Blood Diner started out as a sequel to Hershell Gordon Lewis’s Blood Feast, but just before production began, the decision was made to treat the film as inspired by Blood Feast, but really being its own thing. Interestingly enough, the finished product feels more like a remake than anything else, and ironically, years later, Blood Feast got both an actual sequel and an actual remake, and now Blood Diner exists in its own place in the history of horror.

Let me start with this: Blood Diner is a bad movie. A very bad movie. To be honest, it’s been a few days since I saw it, and had I started writing this right after seeing the movie, I probably would’ve hated this thing. A few days, though, have given me some time to process the movie, and this movie requires processing, and I’ve come to the conclusion that this movie is kind of amazing. It’s bad. It’s maybe the perfect example of so-bad-it’s-good cinema. There’s just so much going on in Blood Diner that it’s hard to even comprehend it all, but I’ll try to explain it the best I can. That’s what I’m here for.

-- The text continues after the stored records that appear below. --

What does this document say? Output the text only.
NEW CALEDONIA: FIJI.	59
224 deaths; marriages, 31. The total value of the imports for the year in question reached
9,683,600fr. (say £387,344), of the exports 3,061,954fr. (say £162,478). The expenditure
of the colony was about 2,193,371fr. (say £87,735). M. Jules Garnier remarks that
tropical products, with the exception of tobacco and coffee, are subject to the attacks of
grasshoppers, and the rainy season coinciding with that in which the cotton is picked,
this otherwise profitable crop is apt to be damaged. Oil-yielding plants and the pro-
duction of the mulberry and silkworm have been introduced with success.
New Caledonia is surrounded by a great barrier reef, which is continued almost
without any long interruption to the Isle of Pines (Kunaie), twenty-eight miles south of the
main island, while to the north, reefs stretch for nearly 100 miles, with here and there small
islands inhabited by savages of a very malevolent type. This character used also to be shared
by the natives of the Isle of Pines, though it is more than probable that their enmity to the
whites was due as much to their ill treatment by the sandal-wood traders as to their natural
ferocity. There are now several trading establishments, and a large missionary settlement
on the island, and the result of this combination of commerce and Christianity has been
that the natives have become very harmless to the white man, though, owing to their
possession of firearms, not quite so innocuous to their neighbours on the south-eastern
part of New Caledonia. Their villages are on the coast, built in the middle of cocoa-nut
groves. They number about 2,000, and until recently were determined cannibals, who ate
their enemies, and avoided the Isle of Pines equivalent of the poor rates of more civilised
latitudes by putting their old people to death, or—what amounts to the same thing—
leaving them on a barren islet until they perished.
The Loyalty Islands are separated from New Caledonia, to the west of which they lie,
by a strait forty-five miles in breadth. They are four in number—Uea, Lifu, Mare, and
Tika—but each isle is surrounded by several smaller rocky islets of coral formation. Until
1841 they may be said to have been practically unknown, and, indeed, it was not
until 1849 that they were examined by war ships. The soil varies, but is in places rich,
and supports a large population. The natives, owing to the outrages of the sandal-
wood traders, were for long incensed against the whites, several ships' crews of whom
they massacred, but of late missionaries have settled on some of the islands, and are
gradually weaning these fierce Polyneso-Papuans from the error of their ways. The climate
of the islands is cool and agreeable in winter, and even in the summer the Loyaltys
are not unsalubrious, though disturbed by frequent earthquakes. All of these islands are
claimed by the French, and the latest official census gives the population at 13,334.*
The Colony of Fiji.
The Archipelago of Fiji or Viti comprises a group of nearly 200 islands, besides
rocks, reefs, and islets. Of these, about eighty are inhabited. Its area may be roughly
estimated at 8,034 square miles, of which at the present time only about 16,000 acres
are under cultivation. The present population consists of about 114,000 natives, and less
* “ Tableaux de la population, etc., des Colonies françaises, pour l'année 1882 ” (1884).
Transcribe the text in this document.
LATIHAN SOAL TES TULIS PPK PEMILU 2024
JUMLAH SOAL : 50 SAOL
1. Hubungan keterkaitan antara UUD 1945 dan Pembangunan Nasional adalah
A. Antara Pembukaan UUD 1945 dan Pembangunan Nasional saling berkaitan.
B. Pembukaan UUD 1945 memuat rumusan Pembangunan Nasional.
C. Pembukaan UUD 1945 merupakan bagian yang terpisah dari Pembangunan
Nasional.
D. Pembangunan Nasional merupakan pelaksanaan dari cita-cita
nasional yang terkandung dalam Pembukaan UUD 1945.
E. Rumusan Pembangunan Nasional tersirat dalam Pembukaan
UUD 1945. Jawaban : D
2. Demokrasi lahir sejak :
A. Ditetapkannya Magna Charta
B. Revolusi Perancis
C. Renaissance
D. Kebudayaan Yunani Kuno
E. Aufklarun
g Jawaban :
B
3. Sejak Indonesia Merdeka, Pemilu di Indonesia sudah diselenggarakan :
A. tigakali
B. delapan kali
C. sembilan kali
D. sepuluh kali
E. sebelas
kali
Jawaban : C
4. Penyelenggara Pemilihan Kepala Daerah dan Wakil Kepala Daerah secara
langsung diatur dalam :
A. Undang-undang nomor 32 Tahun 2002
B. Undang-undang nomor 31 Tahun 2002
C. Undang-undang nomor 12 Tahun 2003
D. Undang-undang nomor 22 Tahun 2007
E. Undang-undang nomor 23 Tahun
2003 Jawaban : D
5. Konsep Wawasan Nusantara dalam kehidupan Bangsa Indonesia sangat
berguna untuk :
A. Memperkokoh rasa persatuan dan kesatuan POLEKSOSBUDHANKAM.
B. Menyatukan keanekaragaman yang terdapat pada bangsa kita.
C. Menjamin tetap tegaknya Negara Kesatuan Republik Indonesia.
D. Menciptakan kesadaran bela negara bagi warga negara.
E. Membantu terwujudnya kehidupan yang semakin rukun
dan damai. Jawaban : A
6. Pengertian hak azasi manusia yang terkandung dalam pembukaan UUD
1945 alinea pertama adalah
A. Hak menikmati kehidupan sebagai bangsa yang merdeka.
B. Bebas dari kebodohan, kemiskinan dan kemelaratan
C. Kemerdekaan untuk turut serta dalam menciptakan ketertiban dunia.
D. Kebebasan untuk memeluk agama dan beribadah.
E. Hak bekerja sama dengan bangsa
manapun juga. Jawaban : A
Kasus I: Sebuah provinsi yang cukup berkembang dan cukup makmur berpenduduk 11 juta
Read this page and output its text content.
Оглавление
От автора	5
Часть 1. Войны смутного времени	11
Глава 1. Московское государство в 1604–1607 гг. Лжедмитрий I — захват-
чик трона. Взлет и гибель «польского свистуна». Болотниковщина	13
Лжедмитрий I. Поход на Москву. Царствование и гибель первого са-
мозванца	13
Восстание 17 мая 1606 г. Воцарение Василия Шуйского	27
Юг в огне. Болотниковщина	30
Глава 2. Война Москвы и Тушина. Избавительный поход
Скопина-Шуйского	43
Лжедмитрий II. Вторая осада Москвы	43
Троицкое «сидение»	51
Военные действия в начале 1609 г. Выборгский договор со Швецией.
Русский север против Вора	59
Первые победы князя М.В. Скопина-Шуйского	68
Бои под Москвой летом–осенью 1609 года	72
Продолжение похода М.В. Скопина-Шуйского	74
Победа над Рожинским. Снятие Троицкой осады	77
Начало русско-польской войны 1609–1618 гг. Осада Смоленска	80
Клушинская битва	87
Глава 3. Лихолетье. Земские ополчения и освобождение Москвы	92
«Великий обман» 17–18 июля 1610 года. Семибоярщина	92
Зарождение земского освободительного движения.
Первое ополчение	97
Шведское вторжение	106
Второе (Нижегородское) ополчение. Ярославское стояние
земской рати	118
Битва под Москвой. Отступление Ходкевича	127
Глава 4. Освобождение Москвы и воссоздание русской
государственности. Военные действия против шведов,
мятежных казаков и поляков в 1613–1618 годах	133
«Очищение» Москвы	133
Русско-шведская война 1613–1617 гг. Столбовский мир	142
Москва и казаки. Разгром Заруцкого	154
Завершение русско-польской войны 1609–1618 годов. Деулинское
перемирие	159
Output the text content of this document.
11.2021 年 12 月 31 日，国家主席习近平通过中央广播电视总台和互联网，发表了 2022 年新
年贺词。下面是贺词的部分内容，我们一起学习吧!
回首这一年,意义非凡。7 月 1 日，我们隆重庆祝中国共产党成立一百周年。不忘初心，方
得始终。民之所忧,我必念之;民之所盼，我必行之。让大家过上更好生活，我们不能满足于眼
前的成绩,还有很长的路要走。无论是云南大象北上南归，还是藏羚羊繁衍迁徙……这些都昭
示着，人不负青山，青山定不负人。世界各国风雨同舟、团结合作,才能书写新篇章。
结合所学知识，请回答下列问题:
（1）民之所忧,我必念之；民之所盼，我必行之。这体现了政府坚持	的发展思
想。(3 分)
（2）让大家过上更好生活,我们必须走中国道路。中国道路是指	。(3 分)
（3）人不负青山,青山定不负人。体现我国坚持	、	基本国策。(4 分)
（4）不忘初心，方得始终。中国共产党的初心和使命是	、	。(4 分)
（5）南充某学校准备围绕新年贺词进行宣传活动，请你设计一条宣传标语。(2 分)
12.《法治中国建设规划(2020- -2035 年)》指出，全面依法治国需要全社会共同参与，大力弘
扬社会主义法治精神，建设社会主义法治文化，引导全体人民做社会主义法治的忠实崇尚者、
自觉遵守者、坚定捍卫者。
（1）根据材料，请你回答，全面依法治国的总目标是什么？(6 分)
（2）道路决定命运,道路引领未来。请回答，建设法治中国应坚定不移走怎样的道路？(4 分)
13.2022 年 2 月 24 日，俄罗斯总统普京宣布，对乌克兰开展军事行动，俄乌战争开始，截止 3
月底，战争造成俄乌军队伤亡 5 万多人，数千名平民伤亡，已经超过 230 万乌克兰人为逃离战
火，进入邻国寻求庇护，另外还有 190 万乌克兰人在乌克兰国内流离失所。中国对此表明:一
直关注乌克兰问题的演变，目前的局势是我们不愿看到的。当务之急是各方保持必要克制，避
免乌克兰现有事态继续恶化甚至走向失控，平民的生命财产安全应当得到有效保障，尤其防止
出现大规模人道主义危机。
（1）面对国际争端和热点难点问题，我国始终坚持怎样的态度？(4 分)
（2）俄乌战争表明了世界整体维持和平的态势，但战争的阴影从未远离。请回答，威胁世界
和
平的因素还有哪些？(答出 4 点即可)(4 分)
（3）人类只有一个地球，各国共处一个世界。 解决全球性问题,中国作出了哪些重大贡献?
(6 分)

It didn’t shock me to learn that Blood Diner was shot in 3 weeks. That seems to be the style for filmmaker Jackie Kong (Night Patrol, The Underachievers). Her small but memorable filmography is littered with schlock that likely could’ve inspired Peter Jackson’s splatstick absurdity in years to come. Kong infuses Blood Diner with a ludicrous display of visual insanity that doesn’t always work, but if you’re in the right mood and you have a few friends and maybe a few brews and a solid amount of fast food, it could work.

But let me continue by saying the acting is pretty much atrocious by all, the logic gaps (which I believe are purposefully done) run aplenty, and the various visual gags are seemingly meant to turn viewers away. Tasteless may be the best term to describe what’s being put on display here.

So even though Blood Diner is a film you can “warm” up to (and I use that term lightly), there will be some of you that see it and cry foul. This will not satisfy everyone. In fact, it’ll probably turn most of you away. But the lunacy is still pretty fun, and the so-bad-it’s-good nature is something to be admired, as most films of that ilk that try to be bad just ending up being worse than you could imagine. Blood Diner is a special kind of bad, and since it is so tough to find on any media, be it physical or digital, that I have to recommend trying it if you come across it. It’s like the golden idol in Raiders, and horror fans are Indiana Jones. If we find something this rare, we must see it. Maybe that’ll sway you, maybe it won’t.